Anna was wrong.  There were plenty of really lovely women at the party, but none of them held up compared to her.  I had checked.  And I wished she were next to me so I could tell her that. 

That was when I decided I was probably in a huge amount of trouble, because I was thinking like a lovesick child.

I could just leave
, I thought.  I’d told her everything I knew about her anarchist; there was really no reason for me to be there.  Considering how rarely I involved myself in affairs of state, I no doubt already
would
have left, had the person asking me to attend not had deep brown eyes and a way of saying my name that made me think I had to change names immediately because I never wanted to hear anybody else say it.

As I said, I was in bad shape.

It was while I was dealing with this
loves me/loves me not
foolishness running through my head that I took note of a low murmur trickling through the crowd.  Up to that point the ambient noise had been unfocused, the product of a hundred conversations happening out of order.  But something had happened near the doors that shut down some of those conversations and introduced a new topic to the rest.  I caught a name in the buzz.

Talleyrand
.

Evidently, the Frenchman who wasn’t supposed to be in Vienna had gone from attending secret meetings to making a grand entrance in front of everyone.  Points for drama, but possibly not a great negotiating tactic.  But what did I know, I barely understood the issues being debated, and had no particular desire to learn more.

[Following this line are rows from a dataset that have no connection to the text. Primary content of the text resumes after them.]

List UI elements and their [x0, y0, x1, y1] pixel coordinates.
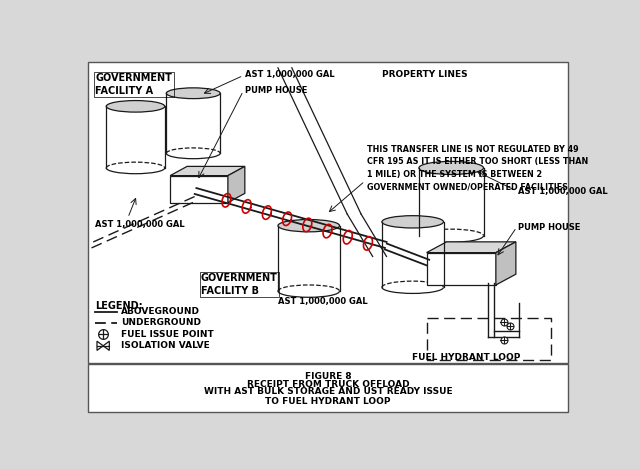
- Text: UNDERGROUND: UNDERGROUND: [121, 318, 201, 327]
- Text: FUEL ISSUE POINT: FUEL ISSUE POINT: [121, 330, 214, 339]
- Polygon shape: [382, 222, 444, 287]
- Polygon shape: [427, 242, 516, 253]
- Text: AST 1,000,000 GAL: AST 1,000,000 GAL: [245, 70, 335, 79]
- Polygon shape: [496, 242, 516, 285]
- Polygon shape: [278, 226, 340, 291]
- Polygon shape: [103, 341, 109, 350]
- Text: GOVERNMENT
FACILITY B: GOVERNMENT FACILITY B: [201, 273, 278, 296]
- Text: PUMP HOUSE: PUMP HOUSE: [245, 85, 307, 95]
- Polygon shape: [427, 253, 496, 285]
- Text: AST 1,000,000 GAL: AST 1,000,000 GAL: [95, 219, 185, 228]
- Text: THIS TRANSFER LINE IS NOT REGULATED BY 49
CFR 195 AS IT IS EITHER TOO SHORT (LES: THIS TRANSFER LINE IS NOT REGULATED BY 4…: [367, 145, 588, 191]
- Text: RECEIPT FROM TRUCK OFFLOAD: RECEIPT FROM TRUCK OFFLOAD: [246, 380, 410, 389]
- Text: LEGEND:: LEGEND:: [95, 301, 143, 311]
- Text: ISOLATION VALVE: ISOLATION VALVE: [121, 341, 210, 350]
- Polygon shape: [419, 168, 484, 236]
- Ellipse shape: [382, 216, 444, 228]
- Polygon shape: [166, 93, 220, 153]
- FancyBboxPatch shape: [88, 364, 568, 412]
- Polygon shape: [170, 175, 228, 203]
- FancyBboxPatch shape: [88, 62, 568, 363]
- Text: PROPERTY LINES: PROPERTY LINES: [382, 70, 468, 79]
- Ellipse shape: [278, 219, 340, 232]
- Text: FIGURE 8: FIGURE 8: [305, 372, 351, 381]
- Text: ABOVEGROUND: ABOVEGROUND: [121, 307, 200, 317]
- Text: GOVERNMENT
FACILITY A: GOVERNMENT FACILITY A: [95, 73, 172, 96]
- Polygon shape: [97, 341, 103, 350]
- Polygon shape: [228, 166, 245, 203]
- Text: AST 1,000,000 GAL: AST 1,000,000 GAL: [518, 187, 608, 196]
- Text: FUEL HYDRANT LOOP: FUEL HYDRANT LOOP: [412, 353, 521, 362]
- Polygon shape: [106, 106, 164, 168]
- Text: AST 1,000,000 GAL: AST 1,000,000 GAL: [278, 296, 367, 305]
- Text: PUMP HOUSE: PUMP HOUSE: [518, 223, 580, 232]
- Text: TO FUEL HYDRANT LOOP: TO FUEL HYDRANT LOOP: [265, 397, 391, 406]
- Polygon shape: [170, 166, 245, 175]
- Ellipse shape: [419, 161, 484, 174]
- Ellipse shape: [106, 100, 164, 112]
- Ellipse shape: [166, 88, 220, 98]
- Text: WITH AST BULK STORAGE AND UST READY ISSUE: WITH AST BULK STORAGE AND UST READY ISSU…: [204, 387, 452, 396]
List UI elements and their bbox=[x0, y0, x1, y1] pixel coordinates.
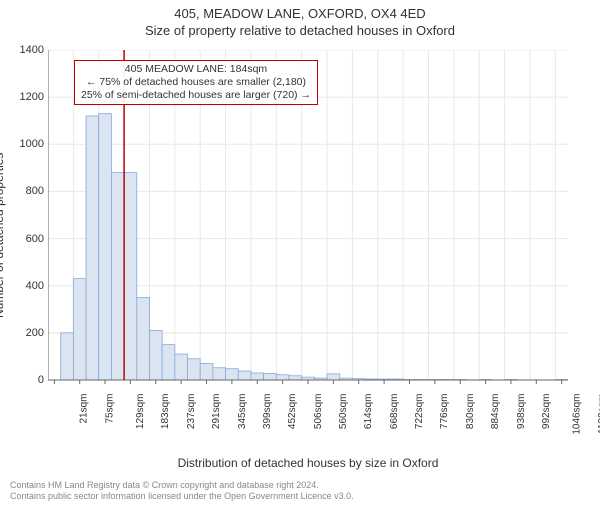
x-tick-label: 938sqm bbox=[516, 394, 527, 430]
x-axis-label: Distribution of detached houses by size … bbox=[48, 456, 568, 470]
x-tick-label: 830sqm bbox=[465, 394, 476, 430]
x-tick-label: 21sqm bbox=[79, 394, 90, 424]
annotation-line: ← 75% of detached houses are smaller (2,… bbox=[81, 76, 311, 89]
y-tick-label: 600 bbox=[16, 233, 44, 245]
x-tick-label: 129sqm bbox=[135, 394, 146, 430]
x-tick-label: 1046sqm bbox=[572, 394, 583, 435]
x-tick-label: 291sqm bbox=[211, 394, 222, 430]
chart-area: 0200400600800100012001400 21sqm75sqm129s… bbox=[48, 50, 568, 430]
x-tick-label: 1100sqm bbox=[597, 394, 600, 434]
x-tick-label: 75sqm bbox=[104, 394, 115, 424]
chart-title-sub: Size of property relative to detached ho… bbox=[0, 23, 600, 38]
footer-line: Contains HM Land Registry data © Crown c… bbox=[10, 480, 354, 491]
y-tick-label: 1000 bbox=[16, 138, 44, 150]
x-tick-label: 183sqm bbox=[161, 394, 172, 430]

The crowd opened for the man, who I saw clearly for the first time only once he’d made it halfway to his apparent destination—Prince Metternich.  Metternich looked not at all surprised to learn of Talleyrand’s arrival, but that might have been the only way to play the moment, politically and socially.

Charles Maurice de Talleyrand was a pale man with a shock of long grey-white hair that didn’t entirely compensate for a creeping hairline.  Despite a reputation as one of the shrewdest men in Europe, he looked neither wise nor formidable, although there was a determination to him that I could read very clearly, and perhaps that was enough for an effective negotiator.

He walked with a limp.

This bothered me, a little at first and more when I got close enough to
hear
his footsteps, because it was a familiar cadence.

I looked around, but Anna was nowhere to be seen and I didn’t know who else I could turn to, to ask: does Talleyrand have a limp?  But I couldn’t ask a stranger this, for one obvious reason—supposedly the man himself was walking before me, and clearly he
did

I could have also asked Anna if his appearance was a surprise to her.  She’d said nothing about Talleyrand coming to the party, but it was possible she didn’t know it was going to happen any more than I did.  Surely Adrian, the man tasked with guarding the Frenchman, should have known to expect him here. 

At any rate, the limp was identical to the one the anarchist had, and this seemed important.  Either the Prime Minister of France was also a monster who tried to murder me in an alley, or that monster was impersonating Talleyrand, both on the streets a few nights earlier and at this very moment in front of a hundred of the most important people in Europe.